その「不比等」等の「配流」の地について考えた場合参考となるのが「不比等」や「鎌足」など「中臣」という氏族について「常陸」の「鹿島」が出身地である、という伝承があることです。
茨城県の鹿島神宮に伝わる『八幡宮御縁起』には以下のような文章があります。
「磯良と申すは筑前国鹿の島の明神の御事也。常陸国にては鹿嶋大明神、大和国にては春日大明神、是みな一躰分身、同躰異名にてます」
また『常陸国風土記』によれば「香島郡東大海 南下総常陸堺安是湖 西流海 北那賀香島堺阿多可奈湖/,古老曰 難波長柄豊前大朝馭宇天皇之世 己酉年 大乙上中臣/■子 大乙下中臣部兎子等 請総領高向大夫 割下総国…」とあり、「中臣氏」とその「部民」である「中臣部氏」が「常陸」の領域において現地の首長層として存在しているようです。

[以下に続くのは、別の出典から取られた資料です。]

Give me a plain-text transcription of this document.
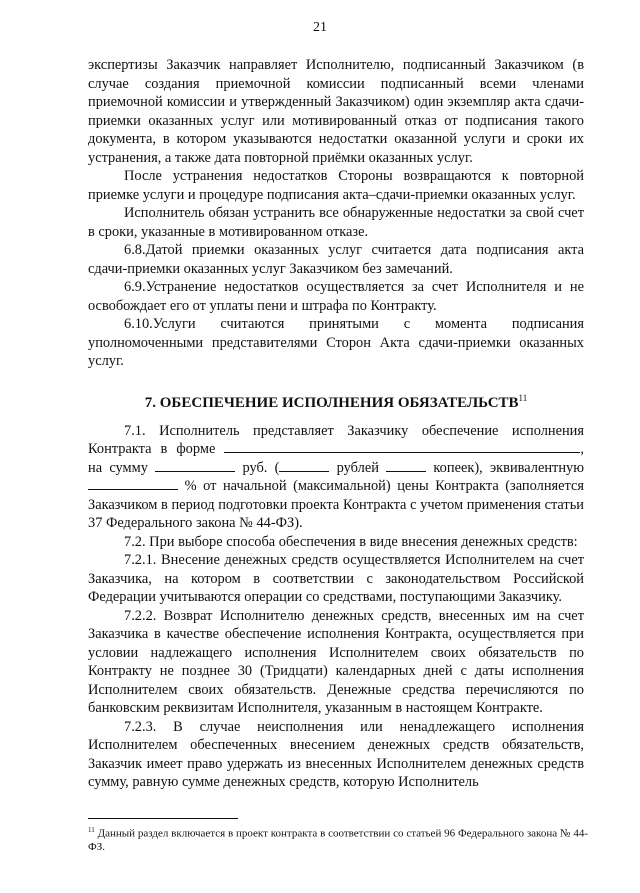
21

экспертизы Заказчик направляет Исполнителю, подписанный Заказчиком (в случае создания приемочной комиссии подписанный всеми членами приемочной комиссии и утвержденный Заказчиком) один экземпляр акта сдачи-приемки оказанных услуг или мотивированный отказ от подписания такого документа, в котором указываются недостатки оказанной услуги и сроки их устранения, а также дата повторной приёмки оказанных услуг.

После устранения недостатков Стороны возвращаются к повторной приемке услуги и процедуре подписания акта–сдачи-приемки оказанных услуг.

Исполнитель обязан устранить все обнаруженные недостатки за свой счет в сроки, указанные в мотивированном отказе.

6.8.Датой приемки оказанных услуг считается дата подписания акта сдачи-приемки оказанных услуг Заказчиком без замечаний.

6.9.Устранение недостатков осуществляется за счет Исполнителя и не освобождает его от уплаты пени и штрафа по Контракту.

6.10.Услуги считаются принятыми с момента подписания уполномоченными представителями Сторон Акта сдачи-приемки оказанных услуг.

7. ОБЕСПЕЧЕНИЕ ИСПОЛНЕНИЯ ОБЯЗАТЕЛЬСТВ$^{11}$

7.1. Исполнитель представляет Заказчику обеспечение исполнения Контракта в форме	, на сумму	руб. (	рублей	копеек), эквивалентную  % от начальной (максимальной) цены Контракта (заполняется Заказчиком в период подготовки проекта Контракта с учетом применения статьи 37 Федерального закона № 44-ФЗ).

7.2. При выборе способа обеспечения в виде внесения денежных средств:

7.2.1. Внесение денежных средств осуществляется Исполнителем на счет Заказчика, на котором в соответствии с законодательством Российской Федерации учитываются операции со средствами, поступающими Заказчику.

7.2.2. Возврат Исполнителю денежных средств, внесенных им на счет Заказчика в качестве обеспечение исполнения Контракта, осуществляется при условии надлежащего исполнения Исполнителем своих обязательств по Контракту не позднее 30 (Тридцати) календарных дней с даты исполнения Исполнителем своих обязательств. Денежные средства перечисляются по банковским реквизитам Исполнителя, указанным в настоящем Контракте.

7.2.3. В случае неисполнения или ненадлежащего исполнения Исполнителем обеспеченных внесением денежных средств обязательств, Заказчик имеет право удержать из внесенных Исполнителем денежных средств сумму, равную сумме денежных средств, которую Исполнитель

$^{11}$ Данный раздел включается в проект контракта в соответствии со статьей 96 Федерального закона № 44-ФЗ.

また「謡曲」の「香椎」の中では以下のように描写されています。
「(前略)干珠といふは白き玉。満珠といふは青き玉。豊姫と右大臣に持たせ参らせて。三日と申すに龍宮を出で。皇后に参らせさせ給ひけり。かの豊姫と申すは。川上の明神の御事。あとへのいそらと申すは。筑前の国にては。志賀の島の明神。常陸の国にては鹿島の大明神。大和の国にては春日の大明神。一体分身同体異名現れて。御代を守り給へり。(後略)」
これらを通じて言えることは、「筑前国鹿の島(志賀の島)の明神」について「筑紫」が「本社」であり、その分社が「常陸」と「大和」にあるとされており、これらのことは「筑紫」と「常陸」の関係、及び「阿曇磯良」と「中臣氏」との関係が深いことを物語っています。(「常陸」の領域は「土器」も「九州」のタイプが出ますし、「装飾古墳」もあり、深い関係があったと考えるべきでしょう)
その「阿曇磯良」を祀っている神社の本社は「筑紫」の「阿曇磯良」神社です。この神(人物)は「阿曇族」の守り神であると同時に「宗像」など他の海人族の信仰も多く集めていたものです。「常陸」に「鹿島明神」として「阿曇磯良」が祀られている、という事は、『常陸国風土記』の記述が不自然ではなく、「常陸」に「中臣氏」の基盤があったことを強く推定させるものです。
これらのことは「中臣氏族」の一人と考えられる「不比等」についても「関東」(常陸)の出身ではないかという疑い(可能性)を示唆するものですが、それはまた「不比等」が「関東」に流されていたのではないかという上記の可能性にもつながるものです。